I put the boot floppy in the A drive. Did a restart. BTW, I do get Windows - I can see everything on the desktop, but in the middle of the screen is a small window with the MS-DOS Prompt header on it. In the box is C:\> so I typed in A: after the c prompt. It thought a couple of seconds, then responded: Not ready reading drive A, Abort, Retry, Fail? I said retry several times, but it keeps coming back the same. I do have another PC, but I've never tried to take out the hard drive and put another in it's place. If I get adventurous this weekend when I have more time, I may give that a try. But when I put the flash drive in, it did recognize it, but when I tried to write to it, it said it wasn't formatted. Since it's got stuff on it now, I didn't want to mess it up, so I just said "forget it". I have another flash drive at work that I can bring home to try. That may not work either, but it's worth a try if I can save taking out the hard drive.


----------



## Bob Cerelli (Nov 3, 2002)

If you are booting to Windows why didn't you say that after I suggested copying the command.com file to the \windows directory? 

All that is happening is that, after booting to Windows, the computer is running command.com. Run MSCONFIG, click on the Startup tab and uncheck that entry.

If you are typing in A: at that point, then you would need a floppy to read. But I don't think you need to. You are booting fine.


----------



## SupportChic (Jun 30, 2003)

Ooops! That would have caused an error, my apologies HowardsGma


----------



## HowardsGma (Apr 10, 2005)

I have always gotten Windows. I didn't bring it up because I merely said there was an error message popping up - didn't realize it would indicate to you I wasn't getting Windows. I know it's difficult to do this over the PC, and I appreciate your assistance and your patience - I obviously don't know a LOT about PC's. 
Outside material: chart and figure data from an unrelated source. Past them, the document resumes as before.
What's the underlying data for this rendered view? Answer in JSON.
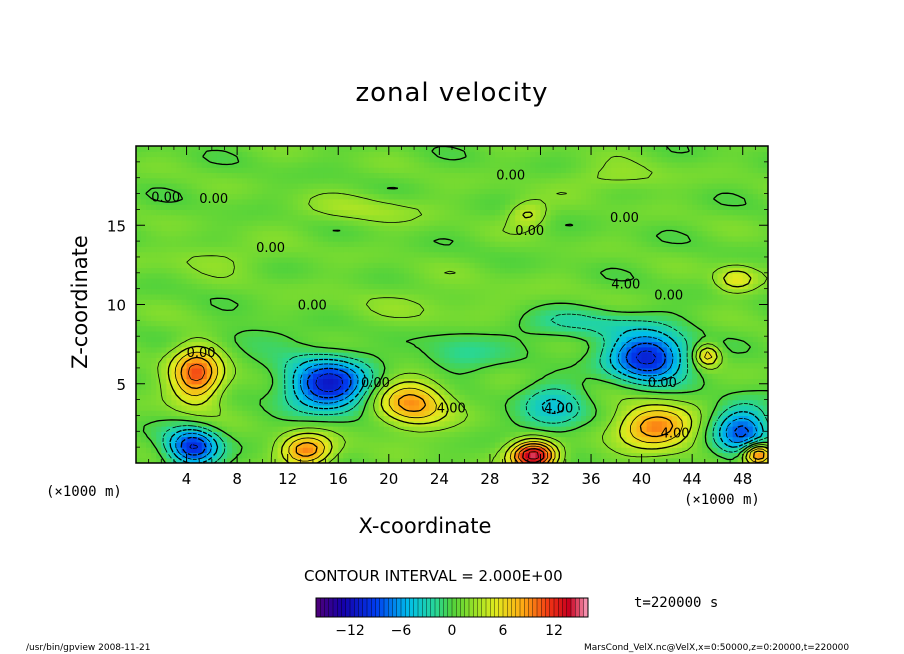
{
  "chart_data": {
    "type": "heatmap",
    "title": "zonal velocity",
    "xlabel": "X-coordinate",
    "ylabel": "Z-coordinate",
    "x_unit_left": "(×1000 m)",
    "x_unit_right": "(×1000 m)",
    "x_ticks": [
      4,
      8,
      12,
      16,
      20,
      24,
      28,
      32,
      36,
      40,
      44,
      48
    ],
    "x_tick_labels": [
      "4",
      "8",
      "12",
      "16",
      "20",
      "24",
      "28",
      "32",
      "36",
      "40",
      "44",
      "48"
    ],
    "y_ticks": [
      5,
      10,
      15
    ],
    "y_tick_labels": [
      "5",
      "10",
      "15"
    ],
    "xlim": [
      0,
      50
    ],
    "ylim": [
      0,
      20
    ],
    "contour_interval_text": "CONTOUR INTERVAL = 2.000E+00",
    "time_text": "t=220000 s",
    "colorbar": {
      "range": [
        -16,
        16
      ],
      "ticks": [
        -12,
        -6,
        0,
        6,
        12
      ],
      "tick_labels": [
        "−12",
        "−6",
        "0",
        "6",
        "12"
      ]
    },
    "contour_labels": [
      {
        "text": "0.00",
        "x": 1.2,
        "z": 16.5
      },
      {
        "text": "0.00",
        "x": 5.0,
        "z": 16.4
      },
      {
        "text": "0.00",
        "x": 28.5,
        "z": 17.9
      },
      {
        "text": "0.00",
        "x": 37.5,
        "z": 15.2
      },
      {
        "text": "0.00",
        "x": 30.0,
        "z": 14.4
      },
      {
        "text": "0.00",
        "x": 9.5,
        "z": 13.3
      },
      {
        "text": "4.00",
        "x": 37.6,
        "z": 11.0
      },
      {
        "text": "0.00",
        "x": 41.0,
        "z": 10.3
      },
      {
        "text": "0.00",
        "x": 12.8,
        "z": 9.7
      },
      {
        "text": "0.00",
        "x": 4.0,
        "z": 6.7
      },
      {
        "text": "0.00",
        "x": 17.8,
        "z": 4.8
      },
      {
        "text": "4.00",
        "x": 23.8,
        "z": 3.2
      },
      {
        "text": "4.00",
        "x": 32.3,
        "z": 3.2
      },
      {
        "text": "0.00",
        "x": 40.5,
        "z": 4.8
      },
      {
        "text": "4.00",
        "x": 41.5,
        "z": 1.6
      }
    ],
    "features": [
      {
        "x": 4.8,
        "z": 5.6,
        "value": 10,
        "sx": 2.0,
        "sz": 1.8
      },
      {
        "x": 15.2,
        "z": 5.0,
        "value": -12,
        "sx": 3.2,
        "sz": 1.6
      },
      {
        "x": 21.8,
        "z": 3.8,
        "value": 8,
        "sx": 2.8,
        "sz": 1.5
      },
      {
        "x": 33.0,
        "z": 3.4,
        "value": -5,
        "sx": 2.5,
        "sz": 1.6
      },
      {
        "x": 40.5,
        "z": 6.7,
        "value": -12,
        "sx": 3.0,
        "sz": 1.5
      },
      {
        "x": 41.0,
        "z": 2.3,
        "value": 9,
        "sx": 3.0,
        "sz": 1.3
      },
      {
        "x": 31.5,
        "z": 0.5,
        "value": 15,
        "sx": 1.8,
        "sz": 0.9
      },
      {
        "x": 13.5,
        "z": 0.8,
        "value": 9,
        "sx": 2.0,
        "sz": 1.0
      },
      {
        "x": 4.5,
        "z": 1.0,
        "value": -11,
        "sx": 2.0,
        "sz": 1.2
      },
      {
        "x": 48.0,
        "z": 2.0,
        "value": -9,
        "sx": 2.2,
        "sz": 1.6
      },
      {
        "x": 49.2,
        "z": 0.6,
        "value": 12,
        "sx": 1.2,
        "sz": 0.7
      },
      {
        "x": 45.2,
        "z": 6.8,
        "value": 7,
        "sx": 1.0,
        "sz": 0.7
      },
      {
        "x": 24.5,
        "z": 10.0,
        "value": 1,
        "sx": 9.0,
        "sz": 1.5
      },
      {
        "x": 31.0,
        "z": 15.7,
        "value": 4,
        "sx": 1.5,
        "sz": 0.8
      },
      {
        "x": 18.0,
        "z": 16.0,
        "value": 2,
        "sx": 5.0,
        "sz": 0.9
      },
      {
        "x": 38.0,
        "z": 18.0,
        "value": 2,
        "sx": 4.0,
        "sz": 0.8
      },
      {
        "x": 6.0,
        "z": 13.0,
        "value": 1.5,
        "sx": 5.0,
        "sz": 0.9
      },
      {
        "x": 47.5,
        "z": 11.6,
        "value": 5,
        "sx": 1.6,
        "sz": 0.8
      },
      {
        "x": 35.0,
        "z": 8.8,
        "value": -3,
        "sx": 6.0,
        "sz": 1.0
      },
      {
        "x": 9.0,
        "z": 8.0,
        "value": -1.5,
        "sx": 4.0,
        "sz": 1.0
      },
      {
        "x": 25.5,
        "z": 6.8,
        "value": -3,
        "sx": 3.0,
        "sz": 1.2
      }
    ]
  },
  "footer": {
    "left": "/usr/bin/gpview   2008-11-21",
    "right": "MarsCond_VelX.nc@VelX,x=0:50000,z=0:20000,t=220000"
  },
  "colors": {
    "frame": "#000000",
    "background": "#ffffff"
  }
}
I am now in the System Configuration Utility on the Startup tab. I don't see anything in there about command.com. This is what I have checked in the startup tab:
ScanRegistry
PCHealth
AudioHQ
UpdReg
LoadQM
TaskMonitor
SystemTray
LoadPowerProfile
Norton Auto-Protect
tbps (there's no explanation of what that is under the "command" column, loaded from Registry (Machine Run)
autoupdate
TkBellExe
KavSvc
devldr16.exe
LoadPowerProfile (again)
SchedulingAgent
SSDPSRV
*StateMgr
ResolutionAssistant (loaded from startup group)
Cal reminder shortcut
Microsoft Office StartUp
nrna (loaded from startup group) command column says: nrna.exe (don't know what this is)
There are a lot of things in there that aren't checked too, but I'm not listing those. Thanks


----------



## Bob Cerelli (Nov 3, 2002)

To confirm what has happened so far.

Originally the computer would not boot with an error message about no c:\windows\command.com file

That file was copied from C:\command.com to c:\windows\command.com

After that it booted fine?

What else was done?

What is the problem at this point? Just the DOS window opening on the desktop?


----------



## HowardsGma (Apr 10, 2005)

The current problem is the DOS window opening at startup and having to be closed each time. However, just to be clear - I still have Windows, and the DOS window is in the middle of the screen (in front of the background).


----------



## Bob Cerelli (Nov 3, 2002)

As a test, what happens if you start in Safe Mode? Does the DOS window still come up?


----------



## HowardsGma (Apr 10, 2005)

no it does not come up in Safe Mode


----------



## Jesters Cap (May 26, 2006)

I hate to butt in, but I'm having the same message. I'm not able to reach Windows. Is it possible to use another HD with an active operating system and plug the faulty HD in as an E: drive?


----------



## Bob Cerelli (Nov 3, 2002)

Of all the solutions mentioned, what have you tried so far?


----------